Good American on show (Elliott Morgan)
Good American on show (Elliott Morgan)

Grede’s favourite thing to do on a Sunday evening is read customer reviews. What might sound like a mundane activity led to the creation of an entirely new size; a UK 15. ‘I looked at the percentages and found you were twice as likely to return jeans if you were a size 14 or a 16,’ she says. ‘It seemed so simple, of course we’ll put a size in the middle. I was told no one would get it; it turned out to be our fourth most popular-selling size. There must be 20 million women in America who are right in the middle; they’re not quite plus size, they’re not quite “regular” size. My mum and my best friend both wear our size 15.’

As Good American’s popularity soared, Grede launched more businesses. She is a co-founder of Kim Kardashian’s shapewear line, Skims, and of Safely, a plant-based cleaning brand she founded with Chrissy Teigen and Kris Jenner. Despite her success, Grede is eager to point out that she’s not some kind of poster girl for women who have it all. ‘I don’t do everything brilliantly and I don’t profess to. I have an enormous amount of help, I have nannies for my kids, I don’t clean my house; something has to give.’ For Grede, it’s her social life that has taken the hit. ‘I have a limited number of friends, I’m not out having cocktails. There have been stages of my life which were more about being social, now I’m focused on the businesses.

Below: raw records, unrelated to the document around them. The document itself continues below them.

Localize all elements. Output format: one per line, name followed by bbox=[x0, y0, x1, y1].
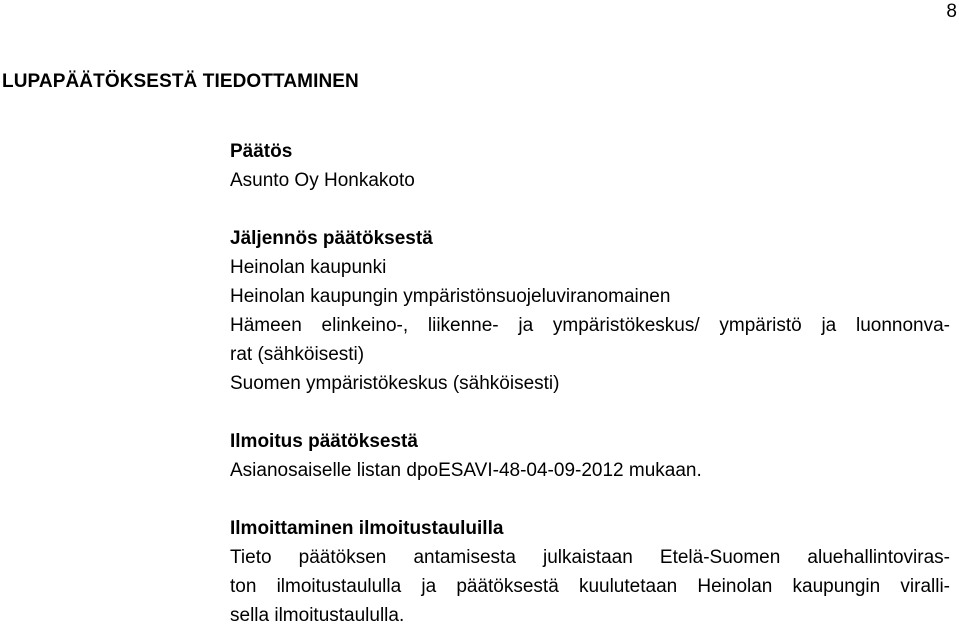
document-body bbox=[230, 137, 950, 630]
section-heading: Ilmoitus päätöksestä bbox=[230, 431, 418, 452]
page-number: 8 bbox=[946, 1, 957, 22]
section-decision bbox=[230, 137, 950, 195]
noticeboard-text-line: sella ilmoitustaululla. bbox=[230, 605, 405, 626]
document-title: LUPAPÄÄTÖKSESTÄ TIEDOTTAMINEN bbox=[2, 71, 359, 92]
decision-recipient: Asunto Oy Honkakoto bbox=[230, 170, 415, 191]
copy-recipient-line: rat (sähköisesti) bbox=[230, 344, 365, 365]
section-heading: Jäljennös päätöksestä bbox=[230, 228, 433, 249]
copy-recipient-line: Heinolan kaupungin ympäristönsuojeluviranomainen bbox=[230, 286, 671, 307]
section-decision-copy bbox=[230, 224, 950, 398]
notice-text: Asianosaiselle listan dpoESAVI-48-04-09-2012 mukaan. bbox=[230, 460, 702, 481]
section-decision-notice bbox=[230, 427, 950, 485]
noticeboard-text-line: Tieto päätöksen antamisesta julkaistaan Etelä-Suomen aluehallintoviras- bbox=[230, 547, 950, 568]
copy-recipient-line: Suomen ympäristökeskus (sähköisesti) bbox=[230, 373, 560, 394]
copy-recipient-line: Heinolan kaupunki bbox=[230, 257, 387, 278]
section-heading: Päätös bbox=[230, 141, 293, 162]
section-heading: Ilmoittaminen ilmoitustauluilla bbox=[230, 518, 504, 539]
section-noticeboard bbox=[230, 514, 950, 630]
noticeboard-text-line: ton ilmoitustaululla ja päätöksestä kuulutetaan Heinolan kaupungin viralli- bbox=[230, 576, 950, 597]
copy-recipient-line: Hämeen elinkeino-, liikenne- ja ympäristökeskus/ ympäristö ja luonnonva- bbox=[230, 315, 950, 336]
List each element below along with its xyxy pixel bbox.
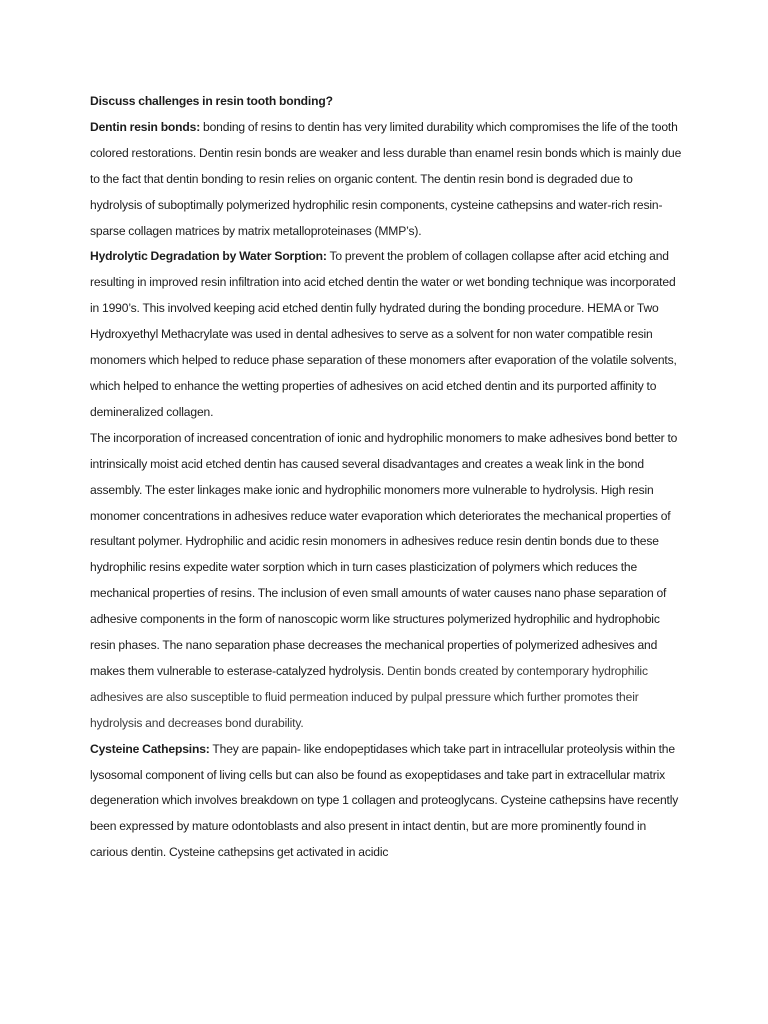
paragraph-cysteine-cathepsins	[90, 737, 686, 867]
hydrolytic-degradation-text: To prevent the problem of collagen collapse after acid etching and resulting in improved resin infiltration into acid etched dentin the water or wet bonding technique was incorporated in 1990’s. This involved keeping acid etched dentin fully hydrated during the bonding procedure. HEMA or Two Hydroxyethyl Methacrylate was used in dental adhesives to serve as a solvent for non water compatible resin monomers which helped to reduce phase separation of these monomers after evaporation of the volatile solvents, which helped to enhance the wetting properties of adhesives on acid etched dentin and its purported affinity to demineralized collagen.	[90, 249, 677, 419]
document-body	[90, 89, 686, 866]
hydrolytic-degradation-heading: Hydrolytic Degradation by Water Sorption:	[90, 249, 327, 264]
dentin-resin-bonds-text: bonding of resins to dentin has very limited durability which compromises the life of the tooth colored restorations. Dentin resin bonds are weaker and less durable than enamel resin bonds which is mainly due to the fact that dentin bonding to resin relies on organic content. The dentin resin bond is degraded due to hydrolysis of suboptimally polymerized hydrophilic resin components, cysteine cathepsins and water-rich resin-sparse collagen matrices by matrix metalloproteinases (MMP’s).	[90, 119, 682, 238]
cysteine-cathepsins-text: They are papain- like endopeptidases which take part in intracellular proteolysis within the lysosomal component of living cells but can also be found as exopeptidases and take part in extracellular matrix degeneration which involves breakdown on type 1 collagen and proteoglycans. Cysteine cathepsins have recently been expressed by mature odontoblasts and also present in intact dentin, but are more prominently found in carious dentin. Cysteine cathepsins get activated in acidic	[90, 741, 679, 860]
paragraph-hydrolytic-degradation	[90, 244, 686, 425]
dentin-resin-bonds-heading: Dentin resin bonds:	[90, 119, 201, 134]
paragraph-dentin-resin-bonds	[90, 115, 686, 245]
hydrophilic-monomers-text: The incorporation of increased concentration of ionic and hydrophilic monomers to make adhesives bond better to intrinsically moist acid etched dentin has caused several disadvantages and creates a weak link in the bond assembly. The ester linkages make ionic and hydrophilic monomers more vulnerable to hydrolysis. High resin monomer concentrations in adhesives reduce water evaporation which deteriorates the mechanical properties of resultant polymer. Hydrophilic and acidic resin monomers in adhesives reduce resin dentin bonds due to these hydrophilic resins expedite water sorption which in turn cases plasticization of polymers which reduces the mechanical properties of resins. The inclusion of even small amounts of water causes nano phase separation of adhesive components in the form of nanoscopic worm like structures polymerized hydrophilic and hydrophobic resin phases. The nano separation phase decreases the mechanical properties of polymerized adhesives and makes them vulnerable to esterase-catalyzed hydrolysis.	[90, 430, 678, 678]
cysteine-cathepsins-heading: Cysteine Cathepsins:	[90, 741, 210, 756]
paragraph-hydrophilic-monomers	[90, 426, 686, 737]
pulpal-pressure-text: Dentin bonds created by contemporary hydrophilic adhesives are also susceptible to fluid permeation induced by pulpal pressure which further promotes their hydrolysis and decreases bond durability.	[90, 663, 648, 730]
question-heading: Discuss challenges in resin tooth bonding?	[90, 94, 333, 108]
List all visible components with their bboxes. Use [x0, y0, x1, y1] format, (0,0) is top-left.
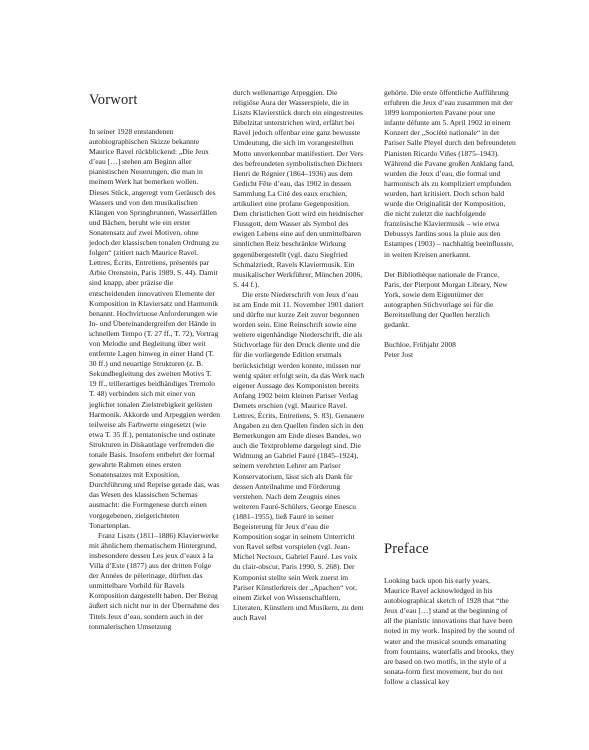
vorwort-column-3	[384, 88, 516, 360]
vorwort-column-1	[89, 127, 220, 632]
paragraph: Looking back upon his early years, Maurice Ravel acknowledged in his autobiographical sketch of 1928 that “the Jeux d’eau […] stand at the beginning of all the pianistic innovations that have been noted in my work. Inspired by the sound of water and the musical sounds emanating from fountains, waterfalls and brooks, they are based on two motifs, in the style of a sonata-form first movement, but do not follow a classical key	[384, 576, 515, 686]
paragraph: In seiner 1928 entstandenen autobiographischen Skizze bekannte Maurice Ravel rückblickend: „Die Jeux d’eau […] stehen am Beginn aller pianistischen Neuerungen, die man in meinem Werk hat bemerken wollen. Dieses Stück, angeregt vom Geräusch des Wassers und von den musikalischen Klängen von Springbrunnen, Wasserfällen und Bächen, beruht wie ein erster Sonatensatz auf zwei Motiven, ohne jedoch der klassischen tonalen Ordnung zu folgen“ (zitiert nach Maurice Ravel. Lettres, Écrits, Entretiens, présentés par Arbie Orenstein, Paris 1989, S. 44). Damit sind knapp, aber präzise die entscheidenden innovativen Elemente der Komposition in Klaviersatz und Harmonik benannt. Hochvirtuose Anforderungen wie In- und Übereinandergreifen der Hände in schnellem Tempo (T. 27 ff., T. 72), Vortrag von Melodie und Begleitung über weit entfernte Lagen hinweg in einer Hand (T. 30 ff.) und neuartige Strukturen (z. B. Sekundbegleitung des zweiten Motivs T. 19 ff., trillerartiges beidhändiges Tremolo T. 48) verbinden sich mit einer von jeglicher tonalen Zielstrebigkeit gelösten Harmonik. Akkorde und Arpeggien werden teilweise als Farbwerte eingesetzt (wie etwa T. 35 ff.), pentatonische und ostinate Strukturen in Diskantlage verfremden die tonale Basis. Insofern entbehrt der formal gewahrte Rahmen eines ersten Sonatensatzes mit Exposition, Durchführung und Reprise gerade das, was das Wesen des klassischen Schemas ausmacht: die Formgenese durch einen vorgegebenen, zielgerichteten Tonartenplan.	[89, 127, 220, 530]
preface-column	[384, 576, 516, 687]
paragraph: Franz Liszts (1811–1886) Klavierwerke mit ähnlichem thematischem Hintergrund, insbesondere dessen Les jeux d’eaux à la Villa d’Este (1877) aus der dritten Folge der Années de pèlerinage, dürften das unmittelbare Vorbild für Ravels Komposition dargestellt haben. Der Bezug äußert sich nicht nur in der Übernahme des Titels Jeux d’eau, sondern auch in der tonmalerischen Umsetzung	[89, 530, 220, 631]
acknowledgement-paragraph: Der Bibliothèque nationale de France, Paris, der Pierpont Morgan Library, New York, sowie dem Eigentümer der autographen Stichvorlage sei für die Bereitstellung der Quellen herzlich gedankt.	[384, 269, 508, 330]
paragraph: Die erste Niederschrift von Jeux d’eau ist am Ende mit 11. November 1901 datiert und dürfte nur kurze Zeit zuvor begonnen worden sein. Eine Reinschrift sowie eine weitere eigenhändige Niederschrift, die als Stichvorlage für den Druck diente und die für die vorliegende Edition erstmals berücksichtigt werden konnte, müssen nur wenig später erfolgt sein, da das Werk nach eigener Aussage des Komponisten bereits Anfang 1902 beim kleinen Pariser Verlag Demets erschien (vgl. Maurice Ravel. Lettres, Écrits, Entretiens, S. 83). Genauere Angaben zu den Quellen finden sich in den Bemerkungen am Ende dieses Bandes, wo auch die Textprobleme dargelegt sind. Die Widmung an Gabriel Fauré (1845–1924), seinem verehrten Lehrer am Pariser Konservatorium, lässt sich als Dank für dessen Anteilnahme und Förderung verstehen. Nach dem Zeugnis eines weiteren Fauré-Schülers, George Enescu (1881–1955), ließ Fauré in seiner Begeisterung für Jeux d’eau die Komposition sogar in seinem Unterricht von Ravel selbst vorspielen (vgl. Jean-Michel Nectoux, Gabriel Fauré. Les voix du clair-obscur, Paris 1990, S. 268). Der Komponist stellte sein Werk zuerst im Pariser Künstlerkreis der „Apachen“ vor, einem Zirkel von Wissenschaftlern, Literaten, Künstlern und Musikern, zu dem auch Ravel	[233, 289, 365, 622]
heading-preface: Preface	[384, 541, 429, 557]
vorwort-column-2	[233, 88, 365, 623]
heading-vorwort: Vorwort	[89, 92, 138, 108]
place-date: Buchloe, Frühjahr 2008	[384, 340, 456, 350]
paragraph: durch wellenartige Arpeggien. Die religiöse Aura der Wasserspiele, die in Liszts Klavierstück durch ein eingestreutes Bibelzitat unterstrichen wird, erfährt bei Ravel jedoch offenbar eine ganz bewusste Umdeutung, die sich im vorangestellten Motto unverkennbar manifestiert. Der Vers des befreundeten symbolistischen Dichters Henri de Régnier (1864–1936) aus dem Gedicht Fête d’eau, das 1902 in dessen Sammlung La Cité des eaux erschien, artikuliert eine profane Gegenposition. Dem christlichen Gott wird ein heidnischer Flussgott, dem Wasser als Symbol des ewigen Lebens eine auf den unmittelbaren sinnlichen Reiz beschränkte Wirkung gegenübergestellt (vgl. dazu Siegfried Schmalzriedt, Ravels Klaviermusik. Ein musikalischer Werkführer, München 2006, S. 44 f.).	[233, 88, 364, 289]
author-name: Peter Jost	[384, 350, 414, 360]
paragraph: gehörte. Die erste öffentliche Aufführung erfuhren die Jeux d’eau zusammen mit der 1899 komponierten Pavane pour une infante défunte am 5. April 1902 in einem Konzert der „Société nationale“ in der Pariser Salle Pleyel durch den befreundeten Pianisten Ricardo Viñes (1875–1943). Während die Pavane großen Anklang fand, wurden die Jeux d’eau, die formal und harmonisch als zu kompliziert empfunden wurden, hart kritisiert. Doch schon bald wurde die Originalität der Komposition, die nicht zuletzt die nachfolgende französische Klaviermusik – wie etwa Debussys Jardins sous la pluie aus den Estampes (1903) – nachhaltig beeinflusste, in weiten Kreisen anerkannt.	[384, 88, 516, 259]
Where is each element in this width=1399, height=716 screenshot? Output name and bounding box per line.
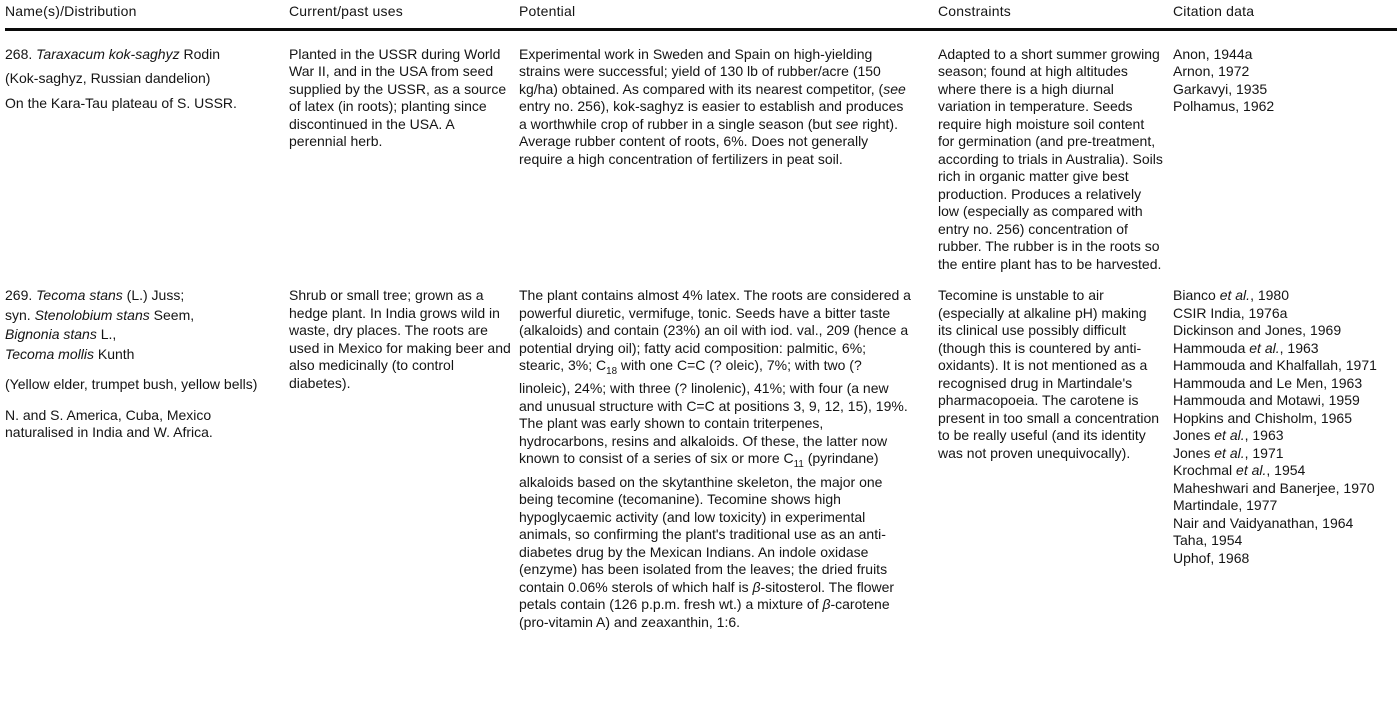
column-header-current-past-uses: Current/past uses xyxy=(289,3,403,19)
citation-line: Hammouda and Motawi, 1959 xyxy=(1173,392,1360,408)
citation-line: Hopkins and Chisholm, 1965 xyxy=(1173,409,1352,426)
citation-line: Garkavyi, 1935 xyxy=(1173,80,1268,97)
citation-line: Arnon, 1972 xyxy=(1173,63,1250,79)
constraints-cell xyxy=(938,287,1173,631)
distribution: N. and S. America, Cuba, Mexico naturalised in India and W. Africa. xyxy=(5,406,213,440)
citation-line: Polhamus, 1962 xyxy=(1173,98,1275,114)
table-header-row xyxy=(5,3,1399,21)
potential-cell xyxy=(519,287,938,631)
citation-line: Jones et al., 1971 xyxy=(1173,444,1284,461)
synonym-line: syn. Stenolobium stans Seem, xyxy=(5,306,195,323)
entry-row-268 xyxy=(5,46,1399,274)
entry-number-and-species: 269. Tecoma stans (L.) Juss; xyxy=(5,287,185,303)
citation-line: CSIR India, 1976a xyxy=(1173,304,1288,321)
synonym-line: Bignonia stans L., xyxy=(5,326,117,342)
citation-line: Dickinson and Jones, 1969 xyxy=(1173,322,1342,338)
citation-line: Hammouda and Le Men, 1963 xyxy=(1173,374,1363,391)
constraints-text: Adapted to a short summer growing season; found at high altitudes where there is a high diurnal variation in temperature. Seeds require high moisture soil content for germination (and pre-treatment, according to trials in Australia). Soils rich in organic matter give best production. Produces a relatively low (especially as compared with entry no. 256) concentration of rubber. The rubber is in the roots so the entire plant has to be harvested. xyxy=(938,45,1163,272)
synonym-line: Tecoma mollis Kunth xyxy=(5,345,135,362)
uses-text: Planted in the USSR during World War II, and in the USA from seed supplied by the USSR, as a source of latex (in roots); planting since discontinued in the USA. A perennial herb. xyxy=(289,45,507,149)
citation-line: Nair and Vaidyanathan, 1964 xyxy=(1173,514,1354,531)
current-past-uses-cell xyxy=(289,287,519,631)
citation-data-cell xyxy=(1173,46,1398,274)
column-header-names-distribution: Name(s)/Distribution xyxy=(5,3,137,19)
column-header-constraints: Constraints xyxy=(938,3,1012,19)
citation-line: Anon, 1944a xyxy=(1173,45,1253,62)
name-distribution-cell xyxy=(5,46,289,274)
citation-line: Hammouda et al., 1963 xyxy=(1173,339,1319,356)
column-header-citation-data: Citation data xyxy=(1173,3,1255,19)
constraints-cell xyxy=(938,46,1173,274)
current-past-uses-cell xyxy=(289,46,519,274)
common-names: (Kok-saghyz, Russian dandelion) xyxy=(5,70,211,86)
entry-row-269 xyxy=(5,287,1399,631)
distribution: On the Kara-Tau plateau of S. USSR. xyxy=(5,94,237,111)
name-distribution-cell xyxy=(5,287,289,631)
citation-line: Hammouda and Khalfallah, 1971 xyxy=(1173,357,1377,373)
citation-data-cell xyxy=(1173,287,1398,631)
potential-text: Experimental work in Sweden and Spain on high-yielding strains were successful; yield of 130 lb of rubber/acre (150 kg/ha) obtained. As compared with its nearest competitor, (see entry no. 256), kok-saghyz is easier to establish and produces a worthwhile crop of rubber in a single season (but see right). Average rubber content of roots, 6%. Does not generally require a high concentration of fertilizers in peat soil. xyxy=(519,45,906,167)
uses-text: Shrub or small tree; grown as a hedge plant. In India grows wild in waste, dry places. The roots are used in Mexico for making beer and also medicinally (to control diabetes). xyxy=(289,287,511,391)
citation-line: Taha, 1954 xyxy=(1173,532,1243,548)
citation-line: Martindale, 1977 xyxy=(1173,497,1278,513)
constraints-text: Tecomine is unstable to air (especially at alkaline pH) making its clinical use possibly difficult (though this is countered by anti-oxidants). It is not mentioned as a recognised drug in Martindale's pharmacopoeia. The carotene is present in too small a concentration to be really useful (and its identity was not proven unequivocally). xyxy=(938,287,1160,461)
header-divider-rule xyxy=(5,28,1397,31)
citation-line: Krochmal et al., 1954 xyxy=(1173,462,1306,478)
potential-text: The plant contains almost 4% latex. The roots are considered a powerful diuretic, vermifuge, tonic. Seeds have a bitter taste (alkaloids) and contain (23%) an oil with iod. val., 209 (hence a potential drying oil); fatty acid composition: palmitic, 6%; stearic, 3%; $C_{18}$ with one C=C (? oleic), 7%; with two (? linoleic), 24%; with three (? linolenic), 41%; with four (a new and unusual structure with C=C at positions 3, 9, 12, 15), 19%. The plant was early shown to contain triterpenes, hydrocarbons, resins and alkaloids. Of these, the latter now known to consist of a series of six or more $C_{11}$ (pyrindane) alkaloids based on the skytanthine skeleton, the major one being tecomine (tecomanine). Tecomine shows high hypoglycaemic activity (and low toxicity) in experimental animals, so confirming the plant's traditional use as an anti-diabetes drug by the Mexican Indians. An indole oxidase (enzyme) has been isolated from the leaves; the dried fruits contain 0.06% sterols of which half is β-sitosterol. The flower petals contain (126 p.p.m. fresh wt.) a mixture of β-carotene (pro-vitamin A) and zeaxanthin, 1:6. xyxy=(519,287,911,630)
column-header-potential: Potential xyxy=(519,3,576,19)
citation-line: Maheshwari and Banerjee, 1970 xyxy=(1173,479,1375,496)
citation-line: Bianco et al., 1980 xyxy=(1173,287,1289,303)
potential-cell xyxy=(519,46,938,274)
common-names: (Yellow elder, trumpet bush, yellow bells) xyxy=(5,376,258,392)
citation-line: Uphof, 1968 xyxy=(1173,549,1250,566)
entry-number-and-species: 268. Taraxacum kok-saghyz Rodin xyxy=(5,45,221,62)
citation-line: Jones et al., 1963 xyxy=(1173,427,1284,443)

I have nannies for my kids, I don’t clean my house; something has to give

‘I don’t try to find a great balance,’ she continues. ‘If I have a sick kid, I have a sick kid. If I have a deal to close, I have a deal to close; I don’t believe I’m here to just fulfil the needs of my children. I’m trying to show them self-fulfillment. I want them to see me doing what makes me happy, so that they learn the importance of finding that thing that you love.’ With our interview coming to an end, it’s time for Grede to head east to spend time with her own mum, the one who instilled her work ethic and gave her the keys to success long before Grede became the pioneering businesswoman she is today. ‘It really is much simpler than people think,’ she says. ‘Ask questions, work really hard... and don’t be an a***hole.’